繰り返しになりますが、高齢でも症状があったり心不全を合併した心房細動はカテーテルアブレーション治療を検討すべきと思います。身体機能や患者背景を考慮し、適応があれば迷わず治療を受けた方がいいです。
今も「高齢だから」という理由で必要な治療を受けれていない人がいますが、もしそういった場合はぜひ当院にご相談ください。
・発作性心房細動で1回目の発作の人
初めて発症した心房細動の半数以上は1年以上再発しないとされています。例えば今まで感じたことない動悸が突然起きて、医療機関で心房細動と診断されたとします。多くの場合は翌日止まっています。今までに心房細動を疑う症状がなければ、基本的にはいきなりカテーテルアブレーション治療は行いません。心エコーで心不全や弁膜症の有無を確認する必要はありますし、症状はないだけで日常的に心房細動が生じている可能性もあるのでホルター心電図を行います。いずれの検査も問題なければカテーテルアブレーション治療は現時点では不要です。

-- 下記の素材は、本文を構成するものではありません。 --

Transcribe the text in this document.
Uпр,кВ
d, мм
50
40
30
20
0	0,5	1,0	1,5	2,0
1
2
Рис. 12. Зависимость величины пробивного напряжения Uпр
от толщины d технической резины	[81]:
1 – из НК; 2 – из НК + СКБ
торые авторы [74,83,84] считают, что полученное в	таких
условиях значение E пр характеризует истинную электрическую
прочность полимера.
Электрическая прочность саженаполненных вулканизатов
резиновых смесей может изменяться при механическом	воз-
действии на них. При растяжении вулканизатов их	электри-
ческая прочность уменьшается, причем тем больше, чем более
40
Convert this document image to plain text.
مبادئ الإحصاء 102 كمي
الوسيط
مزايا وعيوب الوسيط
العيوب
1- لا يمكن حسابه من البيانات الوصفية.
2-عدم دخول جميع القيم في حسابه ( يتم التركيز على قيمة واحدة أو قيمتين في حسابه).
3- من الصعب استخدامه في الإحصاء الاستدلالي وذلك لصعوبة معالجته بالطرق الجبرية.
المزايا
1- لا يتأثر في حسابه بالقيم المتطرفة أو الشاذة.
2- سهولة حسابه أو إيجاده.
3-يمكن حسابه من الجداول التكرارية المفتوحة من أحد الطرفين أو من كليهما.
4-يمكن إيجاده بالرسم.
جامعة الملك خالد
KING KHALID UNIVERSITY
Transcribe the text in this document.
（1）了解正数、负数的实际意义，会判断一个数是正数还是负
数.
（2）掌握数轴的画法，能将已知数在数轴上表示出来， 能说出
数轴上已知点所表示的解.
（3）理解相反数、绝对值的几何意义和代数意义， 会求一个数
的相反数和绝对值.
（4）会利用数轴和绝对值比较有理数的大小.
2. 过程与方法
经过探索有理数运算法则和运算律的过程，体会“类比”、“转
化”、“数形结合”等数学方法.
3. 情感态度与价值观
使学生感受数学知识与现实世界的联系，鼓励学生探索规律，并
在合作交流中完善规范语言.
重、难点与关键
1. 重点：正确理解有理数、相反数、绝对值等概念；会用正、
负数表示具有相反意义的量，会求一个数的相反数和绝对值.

状況に応じて脳梗塞を予防する血液サラサラの薬や脈を抑える薬を使用し経過をみていきます。数ヶ月後に再度同じような発作が起きた場合は、その時点でカテーテルアブレーション治療を検討すれば問題ないです。発作性心房細動で急を要してカテーテルアブレーション治療をすることは無いです。
カテーテルアブレーション治療の今後
最後にカテーテルアブレーション治療の今後についてです。当初は心房細動のカテーテルアブレーション治療は症状を抑える効果しかないとされていました。最近は心不全を合併した心房細動を中心に、予後改善効果の報告が相次いでいます。以前は心房細動はまず抗不整脈薬(不整脈を抑える薬)を使用し、薬の効果が不十分な場合にカテーテルアブレーション治療を行っていました。ただ最近は抗不整脈薬を試みる意義が乏しいです。明らかに成績が良い別の治療法があるにも関わらず、あえて成績が悪い治療を最初に行う意味がありません。個人的には抗不整脈はほとんど使うことはありません。なんらかの理由でカテーテルアブレーション治療ができない場合や再発した場合、カテーテルアブレーション治療までの待機期間などに抗不整脈を使用するのみです。心房細動のカテーテルアブレーション治療はより安全性が高くより成功率が高い治療に進化しています。現在はパルスフィールドアブレーションが日本に普及し出した段階です。既にカテーテルアブレーション治療が心房細動治療のファーストチョイスと言っていいと思います。
心房細動に似た不整脈として心房粗動があります。心房粗動は基本的にカテーテル治療を行います。心房粗動のカテーテル治療は成功率も極めて高く、合併症も非常に少ないです。「心房粗動をあえて薬のみでコントロールする」なんてことは行いません。そのため心房粗動で悩んでいる患者さんは極めて少ないです。おそらく心房細動の診療も心房粗動の診療に近づいていくと思います。